As if the outsourcing situation wasn't bad enough, it gets worse. Pink continues his argument, noting that software developers are creating applications able to replace even cheap foreign knowledge workers. It's the inevitable result of Moore's law. When computing becomes so powerful and inexpensive that TurboTax can effectively replace a mid-level CPA, not even Indians can compete. Pink points to Appligenics and the fact that we now have software "smart" enough to create new software. Computers are the ultimate left brain endgame. How long will it be before computers can perform contextual analysis and automatically generate the press releases some companies pay me hundreds of dollars to write?

Enter synchronicity and my in-progress interview with eminent inventor and futurist Ray Kurzweil. I interviewed Kurzweil in 2002 for my very first Q&A column in CPU magazine. Today, I'm doing a follow-up to this piece for my Architects of Tomorrow book. Kurzweil currently has a just-released movie called The Singularity is Near, based on his 2005 book of the same name. "Singularity" is a coalescing of accelerating technology trends. As Kurzweil's site puts it, Singularity is "an era in which our intelligence will become increasingly nonbiological and trillions of times more powerful than it is today—the dawning of a new civilization that will enable us to transcend our biological limitations and amplify our creativity." He's talking about the blending of humans and computers -- the chip in your head or hand or wherever it becomes advantageous. Because isn't that what it will boil down to: advantage? Some people will get such implants for enjoyment. I suspect most will get them out of economic necessity. Today, my kids need to access more knowledge in order to stay competitively relevant. My grandkids will face the same challenge on a higher order of magnitude.
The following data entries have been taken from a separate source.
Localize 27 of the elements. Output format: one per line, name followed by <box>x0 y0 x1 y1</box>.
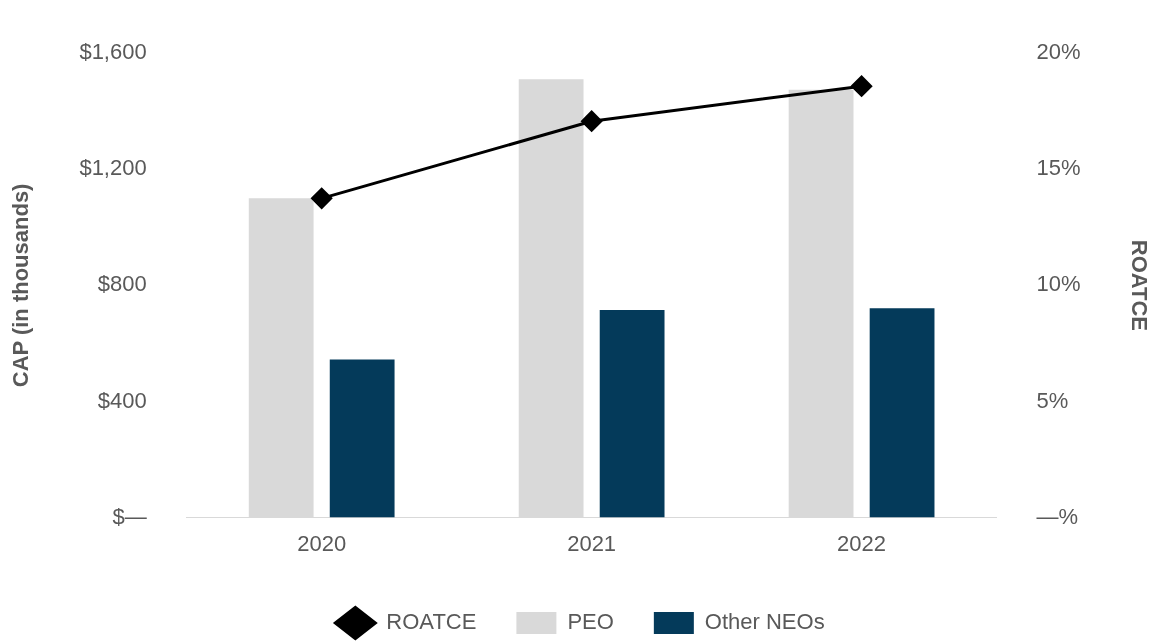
bar <box>869 308 935 518</box>
bar <box>248 198 314 518</box>
y-tick-label: $— <box>112 503 147 529</box>
x-tick-label: 2020 <box>297 530 347 556</box>
bar <box>518 79 584 518</box>
y-axis-title: CAP (in thousands) <box>8 183 34 388</box>
legend-label: PEO <box>567 609 614 635</box>
y-tick-label: $1,600 <box>79 39 147 65</box>
bar <box>599 310 665 518</box>
y2-tick-label: 15% <box>1036 155 1081 181</box>
y-tick-label: $400 <box>97 387 147 413</box>
y2-tick-label: 10% <box>1036 271 1081 297</box>
y-tick-label: $800 <box>97 271 147 297</box>
legend-label: ROATCE <box>386 609 477 635</box>
point <box>851 75 873 97</box>
y-tick-label: $1,200 <box>79 155 147 181</box>
x-tick-label: 2021 <box>567 530 617 556</box>
x-tick-label: 2022 <box>837 530 887 556</box>
bar <box>788 89 854 518</box>
legend-label: Other NEOs <box>704 609 825 635</box>
bar <box>329 359 395 518</box>
point <box>581 110 603 132</box>
y2-tick-label: 20% <box>1036 39 1081 65</box>
y2-axis-title: ROATCE <box>1126 239 1152 332</box>
y2-tick-label: —% <box>1036 503 1079 529</box>
y2-tick-label: 5% <box>1036 387 1069 413</box>
point <box>311 187 333 209</box>
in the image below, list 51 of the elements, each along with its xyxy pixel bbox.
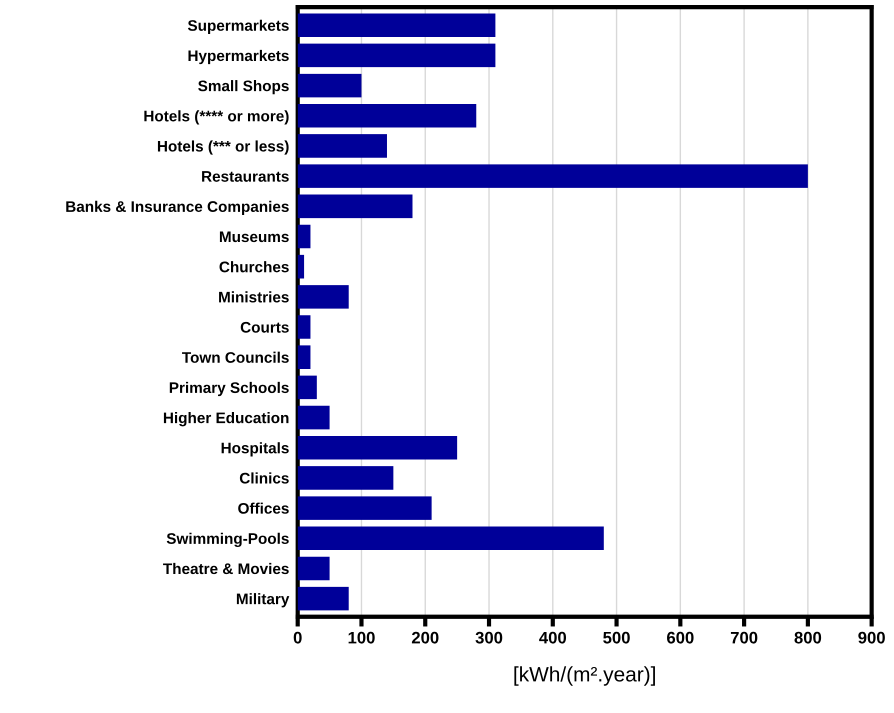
- bar: [298, 556, 330, 580]
- x-axis-title: [kWh/(m².year)]: [514, 666, 655, 686]
- y-tick-label: Hypermarkets: [188, 50, 289, 64]
- x-tick-label: 500: [603, 632, 630, 644]
- x-tick-label: 800: [794, 632, 822, 644]
- y-tick-label: Hospitals: [222, 442, 289, 456]
- bar: [298, 74, 362, 98]
- bar: [298, 466, 394, 490]
- y-tick-label: Theatre & Movies: [163, 562, 289, 574]
- y-tick-label: Museums: [220, 232, 289, 242]
- y-tick-label: Higher Education: [164, 412, 288, 426]
- bar: [298, 315, 310, 339]
- y-tick-label: Offices: [238, 502, 289, 514]
- y-tick-label: Hotels (**** or more): [144, 110, 289, 124]
- y-tick-label: Ministries: [219, 291, 289, 303]
- y-tick-label: Small Shops: [198, 80, 289, 94]
- bar: [298, 376, 317, 400]
- y-tick-label: Swimming-Pools: [166, 532, 289, 548]
- bar: [298, 224, 310, 248]
- bar: [298, 44, 496, 68]
- y-tick-label: Military: [236, 593, 290, 608]
- x-tick-label: 200: [412, 632, 438, 644]
- y-tick-label: Town Councils: [182, 352, 289, 363]
- bar: [298, 134, 387, 158]
- y-tick-label: Hotels (*** or less): [158, 140, 289, 155]
- y-tick-label: Banks & Insurance Companies: [66, 200, 289, 216]
- x-tick-label: 0: [294, 632, 302, 644]
- bar: [298, 406, 330, 430]
- x-tick-label: 100: [348, 632, 375, 644]
- bar: [298, 285, 349, 309]
- y-tick-label: Supermarkets: [188, 20, 289, 34]
- x-tick-label: 400: [539, 632, 566, 644]
- bar: [298, 104, 476, 128]
- x-tick-label: 600: [667, 632, 694, 644]
- y-tick-label: Primary Schools: [170, 382, 289, 396]
- bar: [298, 345, 310, 369]
- y-tick-label: Restaurants: [202, 171, 289, 182]
- y-tick-label: Churches: [220, 261, 289, 272]
- bar: [298, 586, 349, 610]
- bar: [298, 164, 808, 188]
- x-tick-label: 900: [858, 632, 885, 644]
- bar: [298, 254, 304, 278]
- x-tick-label: 300: [476, 632, 502, 644]
- y-tick-label: Courts: [240, 322, 289, 333]
- x-tick-label: 700: [730, 632, 758, 644]
- y-tick-label: Clinics: [240, 472, 289, 484]
- bar: [298, 194, 412, 218]
- bar: [298, 526, 604, 550]
- bar: [298, 436, 458, 460]
- bar: [298, 496, 432, 520]
- bar: [298, 13, 496, 38]
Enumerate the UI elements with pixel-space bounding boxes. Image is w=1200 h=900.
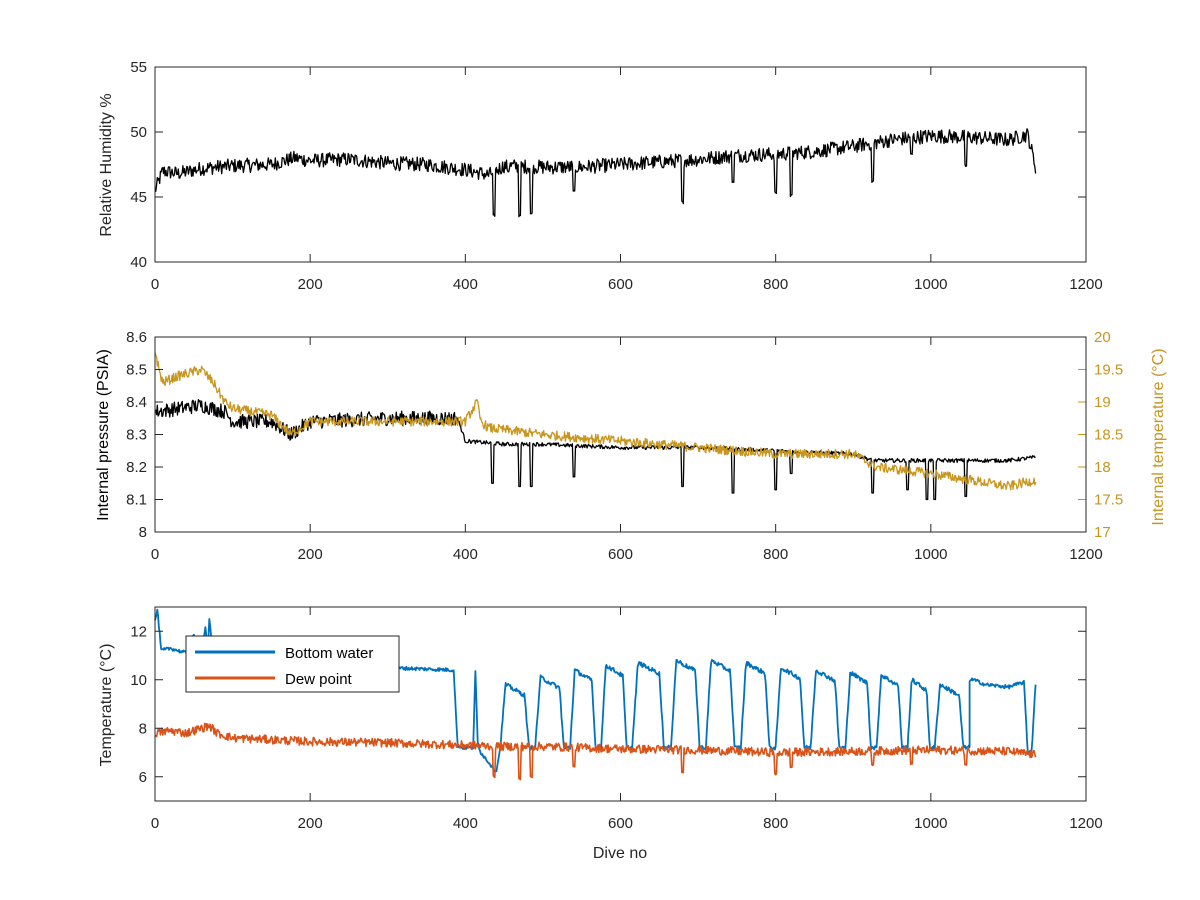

When it comes to forecasting technology trends, Kurzweil has a rather amazing track record, and he has the resume necessary to avoid being taken out of hand as a quack. He believes, and the trend undeniably indicates, that computers are only a few years away from being more intelligent than humans. Both he and Pink point to the defeat of chess grandmaster Garry Kasparov by IBM's Deep Blue as writing on the wall. Kurzweil's chief area of research for the past decade has been artificial intelligence (AI), and if anyone is in a position of authority and knowledge to make such grand statements, it's him.

Kurzweil dismisses the oft-discussed risk of computers rising up against and overthrowing their human masters, as in The Terminator series, and I suspect he may be right. After all, if we bind biology and computing together, doesn't the technology become a sort of integrated prosthetic? It's not us against the machines. It's just a new, different us. And if we're bending genes in the same way we're building circuits, then it's not really so much about prosthetics as it is about changing the human form. We are racing down the path, well along the way toward turning ourselves into something else. It's pointless to pass judgment on whether that something else is better or worse. It's just different and more complex. 

I don't want to agree with Kurzweil. I find the idea repugnant. But it all makes terrible, logical, and perhaps inevitable sense. If Pink is right, then we're engaged in a left brain arms race that seems bound to lead us to Kurzweil's Singularity. The remaining question is whether computers will be able to master creativity and emotion, as well, thus migrating into the "right brain" half of our humanity. And if Kurzweil's time tables are right, if we only have 20 to 40 years left for these technology tracks to play out, what does this mean for my children and grandchildren? What can I do except continue to drive them toward a successful tomorrow...and pray?